I am trying to load glove 100d emebddings in spacy nlp pipeline.
I create the vocabulary in spacy format as follows:
python -m spacy init-model en spacy.glove.model --vectors-loc glove.6B.100d.txt
glove.6B.100d.txt is converted to word2vec format by adding "400000 100" in the first line.
Now
spacy.glove.model/vocab has following files:
5468549 key2row
38430528 lexemes.bin
5485216 strings.json
160000128 vectors
In the code:
import spacy
nlp = spacy.load("en_core_web_md")
from spacy.vocab import Vocab
vocab = Vocab().from_disk('./spacy.glove.model/vocab')
nlp.vocab = vocab
print(len(nlp.vocab.strings))
print(nlp.vocab.vectors.shape) gives
gives 407174 (400000, 100)
However the problem is that:
V=nlp.vocab
max_rank = max(lex.rank for lex in V if lex.has_vector)
print(max_rank)
gives 0
I just want to use the 100d glove embeddings within spacy in combination with "tagger", "parser", "ner" models from en_core_web_md.
Does anyone know how to go about doing this correctly (is this possible)?
The tagger/parser/ner models are trained with the included word vectors as features, so if you replace them with different vectors you are going to break all those components.
You can use new vectors to train a new model, but replacing the vectors in a model with trained components is not going to work well.
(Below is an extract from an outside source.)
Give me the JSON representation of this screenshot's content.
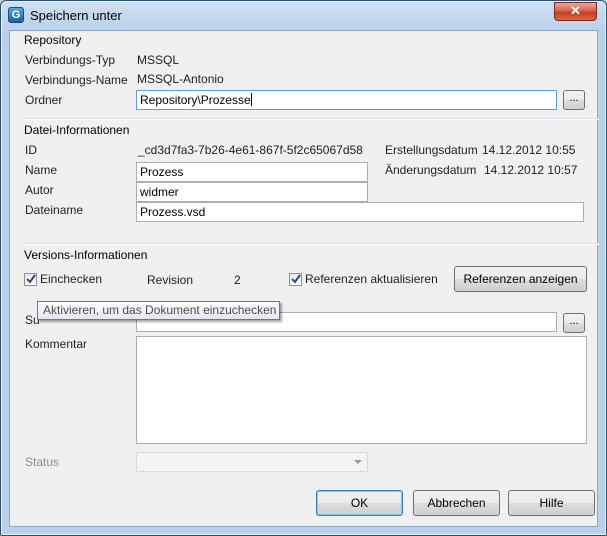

The tagger/parser/ner components will most likely provide nonsense results.
If you want 100d vectors instead of 300d vectors to save space, you can resize the vectors, which will truncate each entry to first 100 dimensions. The performance will go down a bit as a result.
import spacy
nlp = spacy.load("en_core_web_md")
assert nlp.vocab.vectors.shape == (20000, 300)
nlp.vocab.vectors.resize((20000, 100))